I saw the same problem - mentioned it in the 8/01 section in the OP... Frown

Thanks guys, I bought 2 recently and wish I had a few more for that price. Now all my previous flashlights seem like the batteries are dead, and of course I want more.

My buddy has a Streamlight TLR-1 HL that is rated at 630 lumens that blew me away camping.

How close am I with this one realistically (stock and moving the wire)?

What should I buy next that would be equal to or more than the Streamlight?

The Zues looks pretty good and I have more than enough batteries after learning that I could raid laptop battery packs. Too many actually as I have another 4 battery packs waiting for me to harvest. Already have 12 Panasonic cells and 4 others in a clearish red wrap. Everything so far has been a protected cell.

I am not even sure why I am so interested in this, its kinda blowing me away. I suppose this is normal? :money_mouth_face:

oh boy - 630 is rather pathetic Smile. One of my ZeusRay's is like 1,400 lumens. 800-1000 for stock lights is getting more common, but that's with the more pricey brands. I got 18650 EDC lights doing 800-1200 lumens though - pretty common. Actually my modded MXDL 16340 light (~$5) does bout 900 lumens in a neutral tint Smile.

To use as is, I like the Sipik SK-73.
To modify, I like the CNQ Zoomy Host, http://www.cnqualitygoods.com/goods.php?id=1957 with Ahorton lens http://www.illumn.com/ahorton-27-2mm-aspheric-glass-lens.html , XM-L2, and Qlite driver. It takes some work to make the bezel ring fit the lens, but without it, it has no more useful aperture than the SK-73 does. Best built zoomy I have, either way.

I’m almost tempted to modify one of my 3 F3’s to a 22mm FET. I’d probably solder the LED to a noctigon, change out the switch, but keep the wires smaller for a little resistance. Should be a LED blower/hand warmer.

Happy Easter.

The Sipik is rated at 450 lumens per the website. Is that underrated, or is the Streamlight overrated? Or is it not actually brighter than the Streamlight?

Also, by moving the wire on the F3, what can I expect the lumens to be barring any mode related issues?

Moving the wire should get performance similar to the Sipik SK-73, which has direct drive in stock form.

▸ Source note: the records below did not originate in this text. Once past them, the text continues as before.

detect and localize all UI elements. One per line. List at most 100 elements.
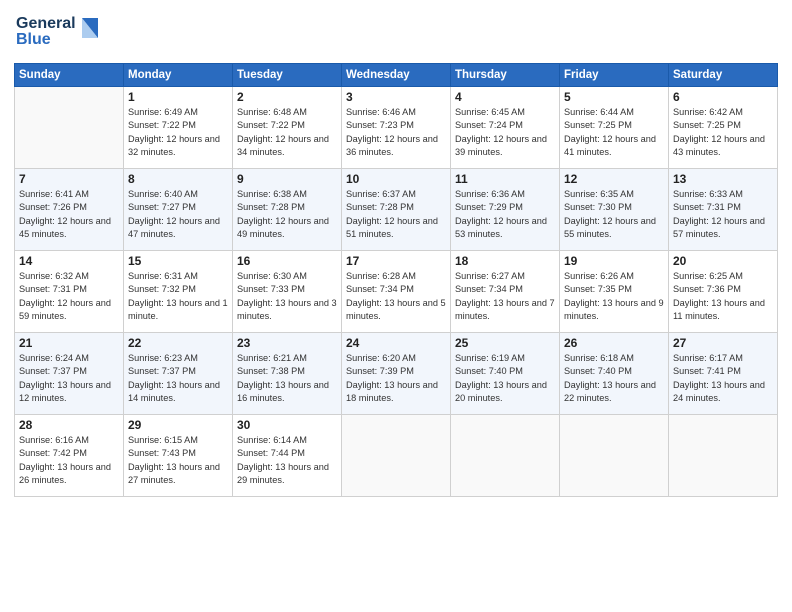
calendar-cell: 23 Sunrise: 6:21 AMSunset: 7:38 PMDayligh… xyxy=(233,333,342,415)
day-number: 6 xyxy=(673,90,773,104)
day-number: 30 xyxy=(237,418,337,432)
calendar-cell: 6 Sunrise: 6:42 AMSunset: 7:25 PMDaylight… xyxy=(669,87,778,169)
day-info: Sunrise: 6:31 AMSunset: 7:32 PMDaylight:… xyxy=(128,270,228,323)
calendar-week-2: 14 Sunrise: 6:32 AMSunset: 7:31 PMDayligh… xyxy=(15,251,778,333)
calendar-cell: 4 Sunrise: 6:45 AMSunset: 7:24 PMDaylight… xyxy=(451,87,560,169)
day-info: Sunrise: 6:38 AMSunset: 7:28 PMDaylight:… xyxy=(237,188,337,241)
day-info: Sunrise: 6:21 AMSunset: 7:38 PMDaylight:… xyxy=(237,352,337,405)
day-number: 8 xyxy=(128,172,228,186)
day-number: 7 xyxy=(19,172,119,186)
day-number: 13 xyxy=(673,172,773,186)
day-info: Sunrise: 6:49 AMSunset: 7:22 PMDaylight:… xyxy=(128,106,228,159)
day-number: 19 xyxy=(564,254,664,268)
calendar-cell: 30 Sunrise: 6:14 AMSunset: 7:44 PMDayligh… xyxy=(233,415,342,497)
calendar-cell: 3Sunrise: 6:46 AMSunset: 7:23 PMDaylight… xyxy=(342,87,451,169)
weekday-friday: Friday xyxy=(560,64,669,87)
logo: General Blue xyxy=(14,10,104,57)
day-info: Sunrise: 6:17 AMSunset: 7:41 PMDaylight:… xyxy=(673,352,773,405)
calendar-table: SundayMondayTuesdayWednesdayThursdayFrid… xyxy=(14,63,778,497)
calendar-cell: 25Sunrise: 6:19 AMSunset: 7:40 PMDayligh… xyxy=(451,333,560,415)
calendar-cell: 28 Sunrise: 6:16 AMSunset: 7:42 PMDayligh… xyxy=(15,415,124,497)
day-info: Sunrise: 6:37 AMSunset: 7:28 PMDaylight:… xyxy=(346,188,446,241)
day-number: 29 xyxy=(128,418,228,432)
calendar-cell xyxy=(342,415,451,497)
calendar-cell: 27 Sunrise: 6:17 AMSunset: 7:41 PMDayligh… xyxy=(669,333,778,415)
header: General Blue xyxy=(14,10,778,57)
day-info: Sunrise: 6:14 AMSunset: 7:44 PMDaylight:… xyxy=(237,434,337,487)
day-info: Sunrise: 6:18 AMSunset: 7:40 PMDaylight:… xyxy=(564,352,664,405)
day-number: 14 xyxy=(19,254,119,268)
day-info: Sunrise: 6:44 AMSunset: 7:25 PMDaylight:… xyxy=(564,106,664,159)
calendar-cell: 15 Sunrise: 6:31 AMSunset: 7:32 PMDayligh… xyxy=(124,251,233,333)
day-info: Sunrise: 6:16 AMSunset: 7:42 PMDaylight:… xyxy=(19,434,119,487)
day-number: 11 xyxy=(455,172,555,186)
weekday-wednesday: Wednesday xyxy=(342,64,451,87)
calendar-cell: 2Sunrise: 6:48 AMSunset: 7:22 PMDaylight… xyxy=(233,87,342,169)
calendar-cell: 20 Sunrise: 6:25 AMSunset: 7:36 PMDayligh… xyxy=(669,251,778,333)
calendar-cell: 29 Sunrise: 6:15 AMSunset: 7:43 PMDayligh… xyxy=(124,415,233,497)
day-info: Sunrise: 6:35 AMSunset: 7:30 PMDaylight:… xyxy=(564,188,664,241)
calendar-cell: 7 Sunrise: 6:41 AMSunset: 7:26 PMDaylight… xyxy=(15,169,124,251)
day-number: 28 xyxy=(19,418,119,432)
day-number: 15 xyxy=(128,254,228,268)
day-info: Sunrise: 6:19 AMSunset: 7:40 PMDaylight:… xyxy=(455,352,555,405)
day-info: Sunrise: 6:40 AMSunset: 7:27 PMDaylight:… xyxy=(128,188,228,241)
day-number: 20 xyxy=(673,254,773,268)
calendar-cell xyxy=(451,415,560,497)
day-number: 12 xyxy=(564,172,664,186)
calendar-cell: 9 Sunrise: 6:38 AMSunset: 7:28 PMDaylight… xyxy=(233,169,342,251)
weekday-header-row: SundayMondayTuesdayWednesdayThursdayFrid… xyxy=(15,64,778,87)
calendar-cell: 18 Sunrise: 6:27 AMSunset: 7:34 PMDayligh… xyxy=(451,251,560,333)
calendar-cell xyxy=(669,415,778,497)
svg-text:Blue: Blue xyxy=(16,31,51,48)
calendar-cell: 1 Sunrise: 6:49 AMSunset: 7:22 PMDaylight… xyxy=(124,87,233,169)
day-info: Sunrise: 6:42 AMSunset: 7:25 PMDaylight:… xyxy=(673,106,773,159)
calendar-cell: 12 Sunrise: 6:35 AMSunset: 7:30 PMDayligh… xyxy=(560,169,669,251)
day-info: Sunrise: 6:26 AMSunset: 7:35 PMDaylight:… xyxy=(564,270,664,323)
calendar-cell xyxy=(560,415,669,497)
calendar-cell: 26 Sunrise: 6:18 AMSunset: 7:40 PMDayligh… xyxy=(560,333,669,415)
calendar-cell: 14 Sunrise: 6:32 AMSunset: 7:31 PMDayligh… xyxy=(15,251,124,333)
day-number: 4 xyxy=(455,90,555,104)
calendar-cell: 16 Sunrise: 6:30 AMSunset: 7:33 PMDayligh… xyxy=(233,251,342,333)
day-info: Sunrise: 6:27 AMSunset: 7:34 PMDaylight:… xyxy=(455,270,555,323)
day-info: Sunrise: 6:30 AMSunset: 7:33 PMDaylight:… xyxy=(237,270,337,323)
day-info: Sunrise: 6:45 AMSunset: 7:24 PMDaylight:… xyxy=(455,106,555,159)
day-number: 18 xyxy=(455,254,555,268)
calendar-cell: 13 Sunrise: 6:33 AMSunset: 7:31 PMDayligh… xyxy=(669,169,778,251)
day-number: 16 xyxy=(237,254,337,268)
day-number: 10 xyxy=(346,172,446,186)
day-number: 2 xyxy=(237,90,337,104)
calendar-week-1: 7 Sunrise: 6:41 AMSunset: 7:26 PMDaylight… xyxy=(15,169,778,251)
day-number: 27 xyxy=(673,336,773,350)
day-info: Sunrise: 6:15 AMSunset: 7:43 PMDaylight:… xyxy=(128,434,228,487)
logo-svg: General Blue xyxy=(14,10,104,52)
weekday-tuesday: Tuesday xyxy=(233,64,342,87)
day-info: Sunrise: 6:41 AMSunset: 7:26 PMDaylight:… xyxy=(19,188,119,241)
calendar-week-4: 28 Sunrise: 6:16 AMSunset: 7:42 PMDayligh… xyxy=(15,415,778,497)
day-info: Sunrise: 6:33 AMSunset: 7:31 PMDaylight:… xyxy=(673,188,773,241)
calendar-cell: 17 Sunrise: 6:28 AMSunset: 7:34 PMDayligh… xyxy=(342,251,451,333)
calendar-cell: 11 Sunrise: 6:36 AMSunset: 7:29 PMDayligh… xyxy=(451,169,560,251)
day-info: Sunrise: 6:23 AMSunset: 7:37 PMDaylight:… xyxy=(128,352,228,405)
weekday-saturday: Saturday xyxy=(669,64,778,87)
calendar-cell: 21Sunrise: 6:24 AMSunset: 7:37 PMDayligh… xyxy=(15,333,124,415)
weekday-sunday: Sunday xyxy=(15,64,124,87)
calendar-cell: 22 Sunrise: 6:23 AMSunset: 7:37 PMDayligh… xyxy=(124,333,233,415)
day-info: Sunrise: 6:32 AMSunset: 7:31 PMDaylight:… xyxy=(19,270,119,323)
day-number: 1 xyxy=(128,90,228,104)
calendar-cell: 24Sunrise: 6:20 AMSunset: 7:39 PMDayligh… xyxy=(342,333,451,415)
day-info: Sunrise: 6:36 AMSunset: 7:29 PMDaylight:… xyxy=(455,188,555,241)
day-info: Sunrise: 6:25 AMSunset: 7:36 PMDaylight:… xyxy=(673,270,773,323)
day-number: 23 xyxy=(237,336,337,350)
day-number: 22 xyxy=(128,336,228,350)
day-number: 17 xyxy=(346,254,446,268)
day-number: 26 xyxy=(564,336,664,350)
weekday-monday: Monday xyxy=(124,64,233,87)
day-info: Sunrise: 6:28 AMSunset: 7:34 PMDaylight:… xyxy=(346,270,446,323)
calendar-cell: 19 Sunrise: 6:26 AMSunset: 7:35 PMDayligh… xyxy=(560,251,669,333)
calendar-cell xyxy=(15,87,124,169)
day-number: 9 xyxy=(237,172,337,186)
day-number: 3 xyxy=(346,90,446,104)
svg-text:General: General xyxy=(16,15,76,32)
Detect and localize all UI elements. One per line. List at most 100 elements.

Modified this light last night with a 22mm DD + 1 7135 driver using the BLF-A6 firmware configured for the two steps on the OTC and 2 mode groups - nice! Measured an insane 6.5A at the tail on a fully charged LG HE2:

in full flood: 1,367 lumens @start, 1,200 lumens @30 secs

These #'s are somewhat low for 6.5A, but it is a 4D tint, and aspheric optics are usually higher loss's than reflectors/lens. It's still pretty awesome though, heats up pretty quick of course.

I didn't add any extra heat sinking, but did screw down the 16mm Noctigon to the pill top with brass screws.

No the tail cap threads are triangular and have only moderately good fit on my example. I don’t recall where I got mine, I think it was a Deal Alert.